Intravenous ibuprofen in the treatment of patent ductus arteriosus (PDA) has shown an increased incidence of hyperbilirubinemia, as well as bilirubin-displacement due to the high protein binding of the medication.[38]

Ibuprofen use is contraindicated in patients with a known history of hypersensitivity or allergic reactions to the drug itself, other NSAIDs, or aspirin. Numerous case studies detail ibuprofen as a precipitant of disease after usage.[34][35] NSAIDs as a class are among the most frequently associated with hypersensitivity reactions for both adult and pediatric populations, with the most frequent diagnoses being urticaria/angioedema caused by cross-intolerance to other drug classes, namely quinolones and amoxicillin-clavulanic acid.[39] Research done on NSAID-induced hypersensitivity reactions in the pediatric population showed similar prevalence but differences in the clinical phenotypes. Oral provocation testing is still the gold standard for diagnosis of NSAID hypersensitivity, and safe alternatives for cross-intolerant children and adolescents exist, including tolmetin, etoricoxib, paracetamol, and nimesulide.[40]

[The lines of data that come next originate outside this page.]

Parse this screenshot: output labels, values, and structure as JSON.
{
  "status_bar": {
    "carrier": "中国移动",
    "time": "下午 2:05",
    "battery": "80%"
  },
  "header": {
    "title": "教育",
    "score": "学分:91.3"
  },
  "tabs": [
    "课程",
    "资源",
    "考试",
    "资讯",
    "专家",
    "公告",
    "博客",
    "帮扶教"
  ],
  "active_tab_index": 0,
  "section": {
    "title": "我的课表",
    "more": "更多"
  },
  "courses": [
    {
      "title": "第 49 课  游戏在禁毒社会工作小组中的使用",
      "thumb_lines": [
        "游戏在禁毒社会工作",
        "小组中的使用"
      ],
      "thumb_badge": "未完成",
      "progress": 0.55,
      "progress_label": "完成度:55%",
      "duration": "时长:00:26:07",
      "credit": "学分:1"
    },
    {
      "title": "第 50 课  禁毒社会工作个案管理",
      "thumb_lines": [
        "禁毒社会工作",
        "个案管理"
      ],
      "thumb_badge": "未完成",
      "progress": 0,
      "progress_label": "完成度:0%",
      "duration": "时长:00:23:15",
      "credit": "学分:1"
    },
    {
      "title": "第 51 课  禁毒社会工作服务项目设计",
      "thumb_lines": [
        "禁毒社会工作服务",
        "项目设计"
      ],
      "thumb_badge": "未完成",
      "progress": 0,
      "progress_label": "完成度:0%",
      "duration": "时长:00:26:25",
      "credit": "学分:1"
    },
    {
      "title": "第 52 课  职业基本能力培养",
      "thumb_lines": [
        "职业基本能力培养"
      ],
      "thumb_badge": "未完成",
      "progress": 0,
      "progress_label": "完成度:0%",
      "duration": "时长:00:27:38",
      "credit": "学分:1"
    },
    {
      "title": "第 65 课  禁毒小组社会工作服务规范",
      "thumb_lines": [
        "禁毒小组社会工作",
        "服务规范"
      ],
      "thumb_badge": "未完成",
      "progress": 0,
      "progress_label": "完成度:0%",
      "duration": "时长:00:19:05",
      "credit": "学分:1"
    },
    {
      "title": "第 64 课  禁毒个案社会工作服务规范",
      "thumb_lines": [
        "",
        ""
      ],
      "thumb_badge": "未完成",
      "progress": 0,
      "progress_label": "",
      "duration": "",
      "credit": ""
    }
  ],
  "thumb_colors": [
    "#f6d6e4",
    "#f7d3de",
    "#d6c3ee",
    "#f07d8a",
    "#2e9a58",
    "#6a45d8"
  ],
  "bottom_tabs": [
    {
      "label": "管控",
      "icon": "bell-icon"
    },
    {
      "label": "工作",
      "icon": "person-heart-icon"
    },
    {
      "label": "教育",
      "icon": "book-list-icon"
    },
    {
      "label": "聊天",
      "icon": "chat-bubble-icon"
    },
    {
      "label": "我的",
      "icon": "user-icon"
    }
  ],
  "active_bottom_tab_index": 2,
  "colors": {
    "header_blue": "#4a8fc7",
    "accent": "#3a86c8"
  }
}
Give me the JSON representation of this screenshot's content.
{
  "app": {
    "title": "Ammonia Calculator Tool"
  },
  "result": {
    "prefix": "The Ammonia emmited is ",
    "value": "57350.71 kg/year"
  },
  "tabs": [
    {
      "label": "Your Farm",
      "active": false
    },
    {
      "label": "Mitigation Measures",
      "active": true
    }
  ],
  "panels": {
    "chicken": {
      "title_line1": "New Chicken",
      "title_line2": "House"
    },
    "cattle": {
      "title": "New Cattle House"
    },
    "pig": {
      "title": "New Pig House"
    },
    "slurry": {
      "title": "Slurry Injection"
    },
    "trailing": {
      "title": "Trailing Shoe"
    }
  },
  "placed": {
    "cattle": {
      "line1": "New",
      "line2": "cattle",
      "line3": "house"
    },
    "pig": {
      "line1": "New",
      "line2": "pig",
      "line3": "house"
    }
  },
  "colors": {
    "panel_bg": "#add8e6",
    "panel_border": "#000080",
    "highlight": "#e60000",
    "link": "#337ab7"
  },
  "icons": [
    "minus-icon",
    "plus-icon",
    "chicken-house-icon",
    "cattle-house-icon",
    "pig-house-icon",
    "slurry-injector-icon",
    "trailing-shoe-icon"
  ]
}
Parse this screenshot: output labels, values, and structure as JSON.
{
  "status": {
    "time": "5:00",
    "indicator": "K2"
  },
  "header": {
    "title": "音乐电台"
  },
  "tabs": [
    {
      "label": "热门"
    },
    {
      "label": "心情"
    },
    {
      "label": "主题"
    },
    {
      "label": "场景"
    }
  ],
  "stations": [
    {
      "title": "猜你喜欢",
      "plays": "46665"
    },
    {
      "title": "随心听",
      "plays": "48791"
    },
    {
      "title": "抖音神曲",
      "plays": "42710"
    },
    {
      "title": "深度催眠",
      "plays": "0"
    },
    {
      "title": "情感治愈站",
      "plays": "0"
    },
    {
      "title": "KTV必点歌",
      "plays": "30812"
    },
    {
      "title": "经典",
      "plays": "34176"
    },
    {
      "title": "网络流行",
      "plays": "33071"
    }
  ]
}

In preterm neonates, ibuprofen lysine IV formulation is contraindicated in those with congenital heart diseases that require patency of the PDA, active bleeding, thrombocytopenia, renal impairment, coagulation defects, and proven or suspected necrotizing enterocolitis. Aside from this, ibuprofen use has been shown not to have any increased adverse effects when used in infants younger than six months and is still indicated for use in pediatric populations outside of these contraindications.[39]

In Canada, ibuprofen has contraindications listed on drug labels for additional conditions, including active GI or cerebrovascular bleeding, uncontrolled heart failure, lupus, renal impairment, and hepatic impairment or disease.